En este espacio, Berta Moreno Kustner, investigadora y profesora de la Universidad de Málaga - España y Sandra Saldivia Bórquez, investigadora y profesora de la Universidad de Concepción de Chile, compartieron sus experiencias y reflexiones sobre cómo abordar el suicidio desde un enfoque respetuoso y humano.
Durante los últimos años, la profesora Berta Moreno ha liderado el diseño del plan de prevención del suicidio en su institución. Según sus investigaciones, “el suicidio es un fenómeno multicausal; no existe una única razón que lo explique. Puede haber factores predisponentes como antecedentes familiares, enfermedades mentales o vivencias de abuso en la infancia, pero también intervienen factores desencadenantes que, en ciertos momentos de la vida, activan un riesgo mayor”.
Gracias a un estudio realizado por la profesora, se obtuvieron resultados sobre la conducta suicida, en más de 2.200 estudiantes universitarios en España. “Los resultados fueron: el 30 % había experimentado deseos de muerte, el 15 % ideación suicida y más del 14 % había llegado a planificarlo. Cifras que podrían haber sido aumentadas por el aislamiento, la virtualidad y la pérdida de contacto humano debido a la pandemia”, señala.
Un plan de prevención no se reduce a la atención psicológica. Requiere una estrategia integral. Eso implica alfabetización emocional para toda la comunidad universitaria, formación de referentes o "centinelas" que sepan detectar señales de riesgo, espacios seguros para hablar y acompañarse, y estructuras claras de derivación y atención especializada.
Es muy importante resaltar que "hablar sobre el suicidio no genera más suicidio, ese es un mito. Lo importante es hacerlo con respeto, con información adecuada y ofreciendo rutas de apoyo y solución."

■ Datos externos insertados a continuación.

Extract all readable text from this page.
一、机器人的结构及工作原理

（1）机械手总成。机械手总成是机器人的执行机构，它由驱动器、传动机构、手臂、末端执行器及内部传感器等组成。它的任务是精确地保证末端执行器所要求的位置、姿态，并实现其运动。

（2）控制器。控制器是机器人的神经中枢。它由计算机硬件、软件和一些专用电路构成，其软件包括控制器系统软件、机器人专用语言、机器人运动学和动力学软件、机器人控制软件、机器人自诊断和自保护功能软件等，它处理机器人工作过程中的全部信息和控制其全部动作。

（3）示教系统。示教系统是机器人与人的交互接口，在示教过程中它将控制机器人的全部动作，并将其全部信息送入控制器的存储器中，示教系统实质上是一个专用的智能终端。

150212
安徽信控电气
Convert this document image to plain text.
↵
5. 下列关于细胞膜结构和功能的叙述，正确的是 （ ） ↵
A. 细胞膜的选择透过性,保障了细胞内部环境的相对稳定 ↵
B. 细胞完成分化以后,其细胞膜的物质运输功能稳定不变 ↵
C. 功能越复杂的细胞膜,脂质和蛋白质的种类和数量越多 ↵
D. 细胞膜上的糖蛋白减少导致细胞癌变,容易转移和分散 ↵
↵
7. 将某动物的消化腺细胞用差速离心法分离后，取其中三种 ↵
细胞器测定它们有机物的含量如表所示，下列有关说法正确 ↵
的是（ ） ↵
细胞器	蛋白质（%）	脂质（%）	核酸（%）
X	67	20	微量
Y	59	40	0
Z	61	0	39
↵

Desde la salud mental, la profesora Sandra Saldivia Bórquez expresó “la incertidumbre ante el futuro, la fragmentación de los vínculos sociales, las dificultades para trabajar en grupo, la hiperconectividad digital y el debilitamiento de las redes comunitarias, todos estos factores configuran un escenario emocional complejo”.
Las universidades han intentado responder contratando más psicólogos. Pero esto no es suficiente. Se requiere alfabetización en salud mental, entender la diferencia entre un malestar psíquico y un trastorno clínico, y recuperar prácticas comunitarias que permitan sostener el bienestar de forma colectiva. Hablar con un amigo, un docente cercano o una persona de confianza puede ser un primer paso decisivo. Y para eso no se requiere ser profesional de la salud, sino estar dispuesto a escuchar sin juzgar y a orientar con respeto.
¿Qué pasa con los adultos mayores?
“Es un gran tema, porque la mayor proporción de suicidios ocurre en personas mayores de 60 años, y aumenta después de los 80. Aunque en jóvenes es la segunda causa de muerte en Colombia y Chile, el problema es más relevante en adultos mayores. Ellos usan métodos más letales y su suicidio es más silencioso, lo que dificulta la detección y suele sorprender a otros”.
La depresión en personas mayores puede ser menos evidente. A veces se confunde con deterioro cognitivo o simplemente con el envejecimiento, ya que suelen aislarse, hablar menos y presentar dificultades sensoriales.
Por eso es fundamental prestar atención a estos riesgos. Un factor protector clave es el apoyo social, frente al aislamiento y la pérdida de vínculos que trae el envejecimiento, así como la soledad.
El suicidio no es un tema exclusivo de psicólogos o psiquiatras. Todos somos parte de la comunidad y, por tanto, todos podemos ser agentes de prevención. A veces, una conversación, un gesto amable, un simple “buenos días” puede hacer la diferencia. “Se trata de acompañar, de reconocer que todos podemos ser un punto de apoyo para alguien más”.
Actualmente, Univalle cuenta con una política institucional de universidad saludable, que promueve la alfabetización en salud, bienestar y salud mental, incluyendo el autocuidado, la atención hacia quienes nos rodean y la búsqueda de estrategias para el bienestar.